Step-by-step explanation:
1) To find the positive x-intercept of the function h(x), we need to determine the value of x when h(x) equals zero.
The function h(x) is given by:
h(x) = -16x² + 64x + 80
To find the x-intercept, we set h(x) equal to zero:
0 = -16x^2 + 64x + 80
Next, we can solve this quadratic equation by factoring, completing the square, or using the quadratic formula. Let's use the quadratic formula:
x = (-b ± √(b² - 4ac)) / (2a)
For our equation, a = -16, b = 64, and c = 80. Substituting these values into the formula, we get:
x = (-64 ± √(64² - 4(-16)(80))) / (2(-16))
Simplifying the equation further, we have:
x = (-64 ± √(4096 + 5120)) / (-32)
x = (-64 ± √9216) / (-32)
x = (-64 ± 96) / (-32)
Now we have two possible solutions:
x = (-64 + 96) / (-32) = 32 / (-32) = -1
x = (-64 - 96) / (-32) = -160 / (-32) = 5
Since we are looking for the positive x-intercept, we take the value of x that is positive, which is 5.

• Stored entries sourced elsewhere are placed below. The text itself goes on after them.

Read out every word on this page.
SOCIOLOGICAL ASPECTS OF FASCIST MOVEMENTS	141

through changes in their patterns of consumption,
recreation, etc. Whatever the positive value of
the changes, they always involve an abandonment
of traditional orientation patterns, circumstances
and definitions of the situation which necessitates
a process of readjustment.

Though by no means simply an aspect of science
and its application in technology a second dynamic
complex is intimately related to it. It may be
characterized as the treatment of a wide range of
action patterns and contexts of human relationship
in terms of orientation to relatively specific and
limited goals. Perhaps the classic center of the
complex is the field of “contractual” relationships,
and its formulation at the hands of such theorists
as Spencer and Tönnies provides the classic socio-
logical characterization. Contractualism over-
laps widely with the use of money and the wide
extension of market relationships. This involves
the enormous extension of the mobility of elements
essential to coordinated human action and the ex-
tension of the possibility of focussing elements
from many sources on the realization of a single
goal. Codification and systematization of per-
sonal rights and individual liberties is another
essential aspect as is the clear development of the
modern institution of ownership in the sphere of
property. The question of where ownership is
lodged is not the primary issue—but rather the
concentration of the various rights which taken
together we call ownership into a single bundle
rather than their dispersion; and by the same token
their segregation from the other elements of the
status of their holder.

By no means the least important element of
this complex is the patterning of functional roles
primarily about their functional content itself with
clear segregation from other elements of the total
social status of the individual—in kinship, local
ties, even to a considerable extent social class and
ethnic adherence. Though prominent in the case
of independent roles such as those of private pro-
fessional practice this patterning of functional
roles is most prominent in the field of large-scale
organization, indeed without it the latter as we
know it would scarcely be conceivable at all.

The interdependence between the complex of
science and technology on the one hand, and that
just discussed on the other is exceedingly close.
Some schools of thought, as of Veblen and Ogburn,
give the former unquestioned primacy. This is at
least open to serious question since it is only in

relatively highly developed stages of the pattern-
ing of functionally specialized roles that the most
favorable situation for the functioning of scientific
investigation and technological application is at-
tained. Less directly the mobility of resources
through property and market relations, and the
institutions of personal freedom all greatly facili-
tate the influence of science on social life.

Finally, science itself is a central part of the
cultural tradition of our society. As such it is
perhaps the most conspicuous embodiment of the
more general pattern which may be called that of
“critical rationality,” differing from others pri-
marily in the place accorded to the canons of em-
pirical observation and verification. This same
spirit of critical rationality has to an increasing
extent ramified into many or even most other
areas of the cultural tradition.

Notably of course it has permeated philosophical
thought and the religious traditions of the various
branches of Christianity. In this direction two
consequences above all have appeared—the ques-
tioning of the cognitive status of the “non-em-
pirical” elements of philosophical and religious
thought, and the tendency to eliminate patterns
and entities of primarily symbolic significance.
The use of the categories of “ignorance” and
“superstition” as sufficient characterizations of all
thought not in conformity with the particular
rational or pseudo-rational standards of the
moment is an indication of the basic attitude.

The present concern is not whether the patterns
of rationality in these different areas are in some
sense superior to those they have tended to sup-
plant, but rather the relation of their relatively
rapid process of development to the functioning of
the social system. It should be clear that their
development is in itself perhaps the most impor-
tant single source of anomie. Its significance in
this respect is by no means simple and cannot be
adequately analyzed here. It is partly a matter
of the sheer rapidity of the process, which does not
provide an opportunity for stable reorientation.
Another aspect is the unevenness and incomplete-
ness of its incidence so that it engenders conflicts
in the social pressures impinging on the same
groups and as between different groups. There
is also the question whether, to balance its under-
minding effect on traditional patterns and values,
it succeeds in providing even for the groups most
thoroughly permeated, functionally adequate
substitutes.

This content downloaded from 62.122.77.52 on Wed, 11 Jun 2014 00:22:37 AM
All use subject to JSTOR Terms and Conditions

Therefore, the positive x-intercept of the function h(x) is 5 hours (option c).
So, the correct answer is c
2) The x-intercept of a function occurs when the value of the dependent variable, in this case, the altitude (h), is equal to zero. In the context of the given situation, when the balloon touches the ground, its altitude will be zero.
So, when we solve the quadratic equation -16x² + 64x + 80 = 0, we find the value of x that corresponds to the time when the balloon is on the ground. This value is the positive x-intercept.

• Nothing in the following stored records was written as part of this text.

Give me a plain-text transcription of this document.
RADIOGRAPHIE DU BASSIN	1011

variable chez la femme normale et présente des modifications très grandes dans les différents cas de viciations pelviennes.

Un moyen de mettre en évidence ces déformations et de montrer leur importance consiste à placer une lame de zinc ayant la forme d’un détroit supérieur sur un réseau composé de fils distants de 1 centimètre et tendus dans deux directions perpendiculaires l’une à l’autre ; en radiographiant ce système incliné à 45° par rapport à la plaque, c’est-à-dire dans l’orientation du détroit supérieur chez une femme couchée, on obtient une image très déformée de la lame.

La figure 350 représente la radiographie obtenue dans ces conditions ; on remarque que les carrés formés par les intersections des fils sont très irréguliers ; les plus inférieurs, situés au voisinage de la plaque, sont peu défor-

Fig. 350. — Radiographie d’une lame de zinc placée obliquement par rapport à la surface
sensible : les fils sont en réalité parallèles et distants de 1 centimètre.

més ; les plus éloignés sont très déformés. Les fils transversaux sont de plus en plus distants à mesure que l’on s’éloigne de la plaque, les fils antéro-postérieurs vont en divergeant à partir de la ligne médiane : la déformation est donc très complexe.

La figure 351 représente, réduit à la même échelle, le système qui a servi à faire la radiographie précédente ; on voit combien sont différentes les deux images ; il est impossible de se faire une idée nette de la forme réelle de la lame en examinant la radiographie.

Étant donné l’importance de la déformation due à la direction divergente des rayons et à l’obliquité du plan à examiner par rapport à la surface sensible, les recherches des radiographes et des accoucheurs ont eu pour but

In this case, the positive x-intercept is 5 hours, which means that 5 hours after starting its ascent, the balloon touches the ground.
It's important to note that the x-intercept does not represent the time when the balloon reaches its maximum altitude (option a), reaches its initial starting point (option c), or reaches its maximum speed (option d). Those concepts are not directly related to the x-intercept in this context.

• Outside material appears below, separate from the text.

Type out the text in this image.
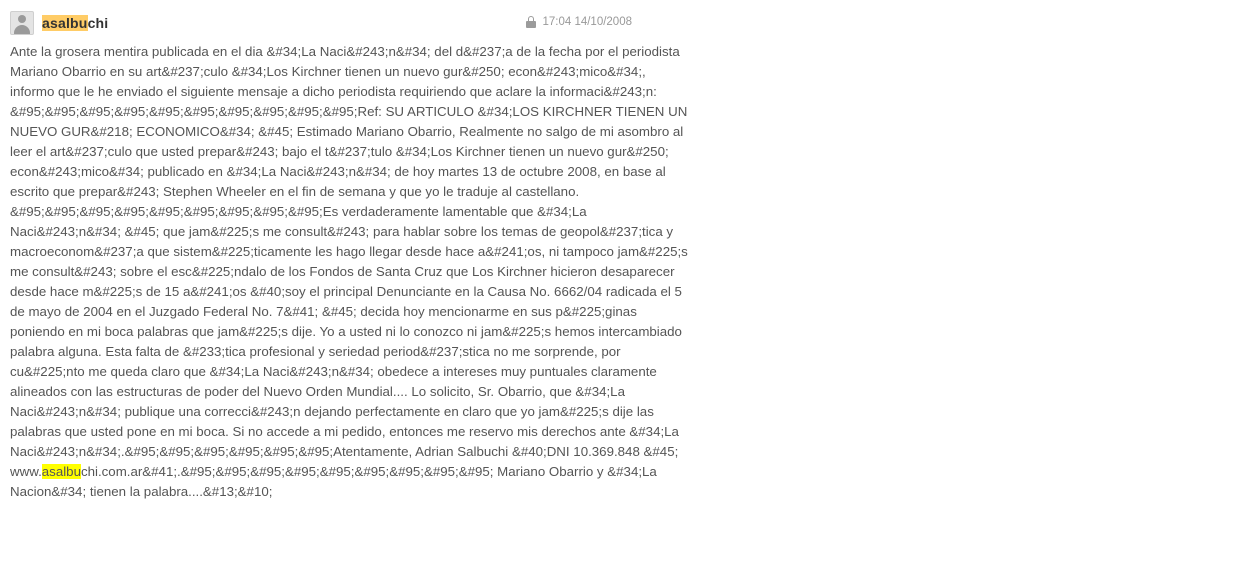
asalbuchi	17:04 14/10/2008
Ante la grosera mentira publicada en el dia &#34;La Naci&#243;n&#34; del d&#237;a de la fecha por el periodista Mariano Obarrio en su art&#237;culo &#34;Los Kirchner tienen un nuevo gur&#250; econ&#243;mico&#34;, informo que le he enviado el siguiente mensaje a dicho periodista requiriendo que aclare la informaci&#243;n: &#95;&#95;&#95;&#95;&#95;&#95;&#95;&#95;&#95;&#95;Ref: SU ARTICULO &#34;LOS KIRCHNER TIENEN UN NUEVO GUR&#218; ECONOMICO&#34; &#45; Estimado Mariano Obarrio, Realmente no salgo de mi asombro al leer el art&#237;culo que usted prepar&#243; bajo el t&#237;tulo &#34;Los Kirchner tienen un nuevo gur&#250; econ&#243;mico&#34; publicado en &#34;La Naci&#243;n&#34; de hoy martes 13 de octubre 2008, en base al escrito que prepar&#243; Stephen Wheeler en el fin de semana y que yo le traduje al castellano. &#95;&#95;&#95;&#95;&#95;&#95;&#95;&#95;&#95;Es verdaderamente lamentable que &#34;La Naci&#243;n&#34; &#45; que jam&#225;s me consult&#243; para hablar sobre los temas de geopol&#237;tica y macroeconom&#237;a que sistem&#225;ticamente les hago llegar desde hace a&#241;os, ni tampoco jam&#225;s me consult&#243; sobre el esc&#225;ndalo de los Fondos de Santa Cruz que Los Kirchner hicieron desaparecer desde hace m&#225;s de 15 a&#241;os &#40;soy el principal Denunciante en la Causa No. 6662/04 radicada el 5 de mayo de 2004 en el Juzgado Federal No. 7&#41; &#45; decida hoy mencionarme en sus p&#225;ginas poniendo en mi boca palabras que jam&#225;s dije. Yo a usted ni lo conozco ni jam&#225;s hemos intercambiado palabra alguna. Esta falta de &#233;tica profesional y seriedad period&#237;stica no me sorprende, por cu&#225;nto me queda claro que &#34;La Naci&#243;n&#34; obedece a intereses muy puntuales claramente alineados con las estructuras de poder del Nuevo Orden Mundial.... Lo solicito, Sr. Obarrio, que &#34;La Naci&#243;n&#34; publique una correcci&#243;n dejando perfectamente en claro que yo jam&#225;s dije las palabras que usted pone en mi boca. Si no accede a mi pedido, entonces me reservo mis derechos ante &#34;La Naci&#243;n&#34;.&#95;&#95;&#95;&#95;&#95;&#95;Atentamente, Adrian Salbuchi &#40;DNI 10.369.848 &#45; www.asalbuchi.com.ar&#41;.&#95;&#95;&#95;&#95;&#95;&#95;&#95;&#95;&#95; Mariano Obarrio y &#34;La Nacion&#34; tienen la palabra....&#13;&#10;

Therefore, the correct answer is b
3) The negative x-intercept of the function h(x) can be found by setting h(x) equal to zero and solving for x:
-16x² + 64x + 80 = 0
To solve this quadratic equation, we can factor it or use the quadratic formula. In this case, factoring is not feasible, so we can use the quadratic formula:
x = (-b ± √(b² - 4ac)) / (2a)
For our equation, a = -16, b = 64, and c = 80. Plugging these values into the quadratic formula, we get:
x = (-64 ± √(64² - 4(-16)(80))) / (2(-16))
After simplifying, we find the negative x-intercept to be approximately 5 hours (option c).
Therefore, the correct answer is c
4) In the given situation, the function h(x) represents the altitude of the balloon x hours after it starts its ascent from the hill. The x-intercepts of a function are the points where the graph of the function intersects the x-axis. Since the altitude of the balloon is represented by the function h(x), the x-intercepts of the function correspond to the points where the altitude of the balloon is zero.
When the altitude of the balloon is zero, it means the balloon has touched the ground. Therefore, the negative x-intercept of the function h(x) represents the time when the balloon touches the ground.
Therefore, the correct answer is b) It represents the time when the balloon touches the ground.